Since late on Wednesday, when Trump boosted tariff
barriers to their highest level in more than a century, S&P 500
companies have lost over $4 trillion in stock market value. That
record two-day decline exceeded a two-day loss of $3.3 trillion
in March 2020, according to LSEG data compiled by Reuters.
Investors have dumped stocks, fearing both the new U.S.
economic reality and also how U.S. trading partners might
retaliate by steepening their own trade barriers. The CBOE
Volatility index, or Wall Street's fear gauge, hit its
highest level since August at 42.13 points.
China's finance ministry said it would impose additional
tariffs of 34% on all U.S. goods from April 10.
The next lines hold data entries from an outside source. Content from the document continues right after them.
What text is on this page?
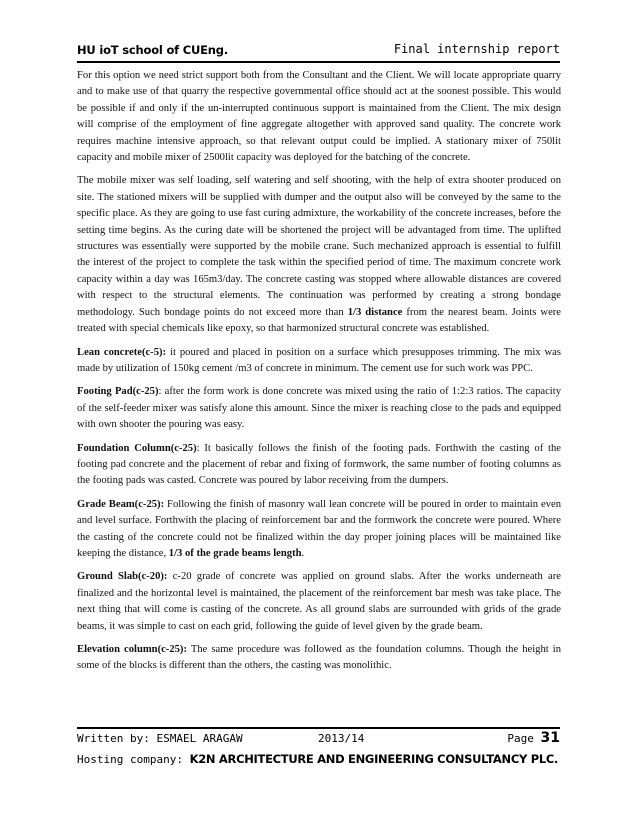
HU ioT school of CUEng.	Final internship report

For this option we need strict support both from the Consultant and the Client. We will locate appropriate quarry and to make use of that quarry the respective governmental office should act at the soonest possible. This would be possible if and only if the un-interrupted continuous support is maintained from the Client. The mix design will comprise of the employment of fine aggregate altogether with approved sand quality. The concrete work requires machine intensive approach, so that relevant output could be implied. A stationary mixer of 750lit capacity and mobile mixer of 2500lit capacity was deployed for the batching of the concrete.

The mobile mixer was self loading, self watering and self shooting, with the help of extra shooter produced on site. The stationed mixers will be supplied with dumper and the output also will be conveyed by the same to the specific place. As they are going to use fast curing admixture, the workability of the concrete increases, before the setting time begins. As the curing date will be shortened the project will be advantaged from time. The uplifted structures was essentially were supported by the mobile crane. Such mechanized approach is essential to fulfill the interest of the project to complete the task within the specified period of time. The maximum concrete work capacity within a day was 165m3/day. The concrete casting was stopped where allowable distances are covered with respect to the structural elements. The continuation was performed by creating a strong bondage methodology. Such bondage points do not exceed more than 1/3 distance from the nearest beam. Joints were treated with special chemicals like epoxy, so that harmonized structural concrete was established.

Lean concrete(c-5): it poured and placed in position on a surface which presupposes trimming. The mix was made by utilization of 150kg cement /m3 of concrete in minimum. The cement use for such work was PPC.

Footing Pad(c-25): after the form work is done concrete was mixed using the ratio of 1:2:3 ratios. The capacity of the self-feeder mixer was satisfy alone this amount. Since the mixer is reaching close to the pads and equipped with own shooter the pouring was easy.

Foundation Column(c-25): It basically follows the finish of the footing pads. Forthwith the casting of the footing pad concrete and the placement of rebar and fixing of formwork, the same number of footing columns as the footing pads was casted. Concrete was poured by labor receiving from the dumpers.

Grade Beam(c-25): Following the finish of masonry wall lean concrete will be poured in order to maintain even and level surface. Forthwith the placing of reinforcement bar and the formwork the concrete were poured. Where the casting of the concrete could not be finalized within the day proper joining places will be maintained like keeping the distance, 1/3 of the grade beams length.

Ground Slab(c-20): c-20 grade of concrete was applied on ground slabs. After the works underneath are finalized and the horizontal level is maintained, the placement of the reinforcement bar mesh was take place. The next thing that will come is casting of the concrete. As all ground slabs are surrounded with grids of the grade beams, it was simple to cast on each grid, following the guide of level given by the grade beam.

Elevation column(c-25): The same procedure was followed as the foundation columns. Though the height in some of the blocks is different than the others, the casting was monolithic.

Written by: ESMAEL ARAGAW	2013/14	Page 31
Hosting company: K2N ARCHITECTURE AND ENGINEERING CONSULTANCY PLC.
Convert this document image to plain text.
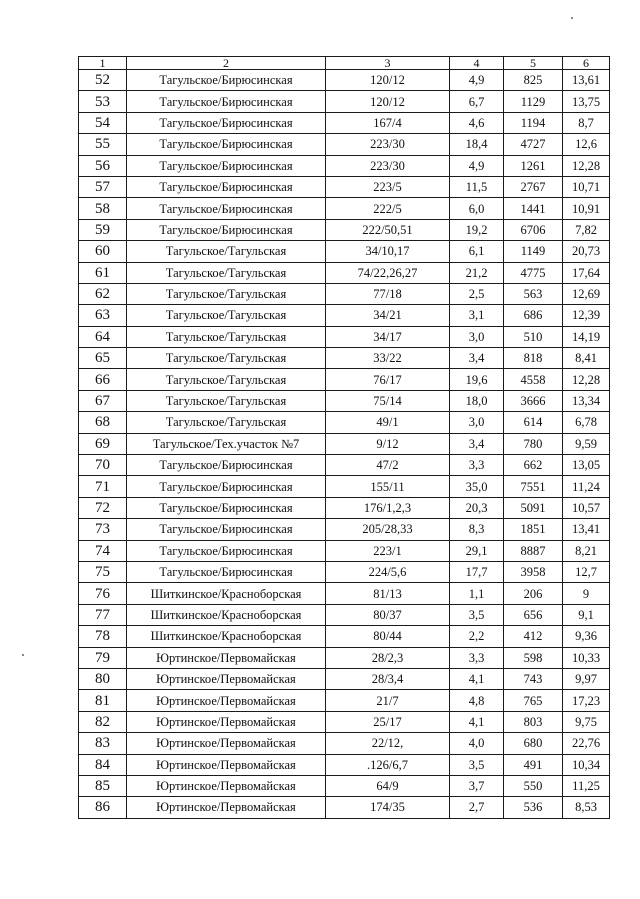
1	2	3	4	5	6
52	Тагульское/Бирюсинская	120/12	4,9	825	13,61
53	Тагульское/Бирюсинская	120/12	6,7	1129	13,75
54	Тагульское/Бирюсинская	167/4	4,6	1194	8,7
55	Тагульское/Бирюсинская	223/30	18,4	4727	12,6
56	Тагульское/Бирюсинская	223/30	4,9	1261	12,28
57	Тагульское/Бирюсинская	223/5	11,5	2767	10,71
58	Тагульское/Бирюсинская	222/5	6,0	1441	10,91
59	Тагульское/Бирюсинская	222/50,51	19,2	6706	7,82
60	Тагульское/Тагульская	34/10,17	6,1	1149	20,73
61	Тагульское/Тагульская	74/22,26,27	21,2	4775	17,64
62	Тагульское/Тагульская	77/18	2,5	563	12,69
63	Тагульское/Тагульская	34/21	3,1	686	12,39
64	Тагульское/Тагульская	34/17	3,0	510	14,19
65	Тагульское/Тагульская	33/22	3,4	818	8,41
66	Тагульское/Тагульская	76/17	19,6	4558	12,28
67	Тагульское/Тагульская	75/14	18,0	3666	13,34
68	Тагульское/Тагульская	49/1	3,0	614	6,78
69	Тагульское/Тех.участок №7	9/12	3,4	780	9,59
70	Тагульское/Бирюсинская	47/2	3,3	662	13,05
71	Тагульское/Бирюсинская	155/11	35,0	7551	11,24
72	Тагульское/Бирюсинская	176/1,2,3	20,3	5091	10,57
73	Тагульское/Бирюсинская	205/28,33	8,3	1851	13,41
74	Тагульское/Бирюсинская	223/1	29,1	8887	8,21
75	Тагульское/Бирюсинская	224/5,6	17,7	3958	12,7
76	Шиткинское/Красноборская	81/13	1,1	206	9
77	Шиткинское/Красноборская	80/37	3,5	656	9,1
78	Шиткинское/Красноборская	80/44	2,2	412	9,36
79	Юртинское/Первомайская	28/2,3	3,3	598	10,33
80	Юртинское/Первомайская	28/3,4	4,1	743	9,97
81	Юртинское/Первомайская	21/7	4,8	765	17,23
82	Юртинское/Первомайская	25/17	4,1	803	9,75
83	Юртинское/Первомайская	22/12,	4,0	680	22,76
84	Юртинское/Первомайская	.126/6,7	3,5	491	10,34
85	Юртинское/Первомайская	64/9	3,7	550	11,25
86	Юртинское/Первомайская	174/35	2,7	536	8,53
Markets then dropped further on talks between the prime
ministers of Britain, Australia and Italy on how to respond to
Trump's tariff salvo.
"We're in the Wild West of a trade war right now," said
Mariam Adams, managing director at UBS Wealth Management.
"Anything can happen, and this kind of uncertainty is
torture for global markets."
At 02:18 p.m. ET, the Dow Jones Industrial Average
fell 1,812.68 points, or 4.48%, to 38,729.54, the S&P 500
slumped 275.80 points, or 5.10%, to 5,121.21 and the
Nasdaq Composite lost 833.35 points, or 5.04%, to
15,716.54.
Earlier, investment bank JP Morgan said it was
forecasting a 60% chance of the global economy entering a
recession by year-end, up from 40% previously.
Federal Reserve Chair Jerome Powell spoke publicly for the
first time since Trump's tariff announcement. Powell highlighted
that the unexpectedly hefty tariffs could trigger higher
inflation and slower growth, setting the stage for challenging
decisions for U.S. central bankers.
Traders still anticipated a more accommodative Fed policy,
with money market futures pricing in cumulative rate cuts of 100
basis points by the end of 2025, compared with about 75 bps a
week earlier.
Safe-haven buying in the bond market sent the yield on the
benchmark 10-year Treasury notes to touch a
six-month low. It rebounded slightly to 3.98% in mid-afternoon
trade.
This pushed U.S. bank stocks down further, with the
sector under pressure globally, as the prospect of interest rate
cuts from central banks and a hit to economic growth from
tariffs would crimp profitability. The S&P Banks index
dropped 6.6%.
All 11 S&P sectors were more than 2.8% lower, with energy
the leading laggard for the second straight day, off
7.9%, as companies tracked a 7.2% decline in U.S. crude prices.
U.S.-listings of Chinese companies dived, with JD.com ( JD )
and Alibaba ( BABA ) and Baidu ( BIDU ) shedding over 9% each.
Companies with exposure to China also fell across the board,
with mega-caps such as Apple ( AAPL ) falling 6.4%.
The chipmakers index sank 7.3%, compounding the 9.9%
decline the previous day. The sector is particularly vulnerable
to both China and U.S. tariffs as many chip companies design
their chips in the U.S., but have them manufactured in China,
potentially hitting them with a double-whammy of levies.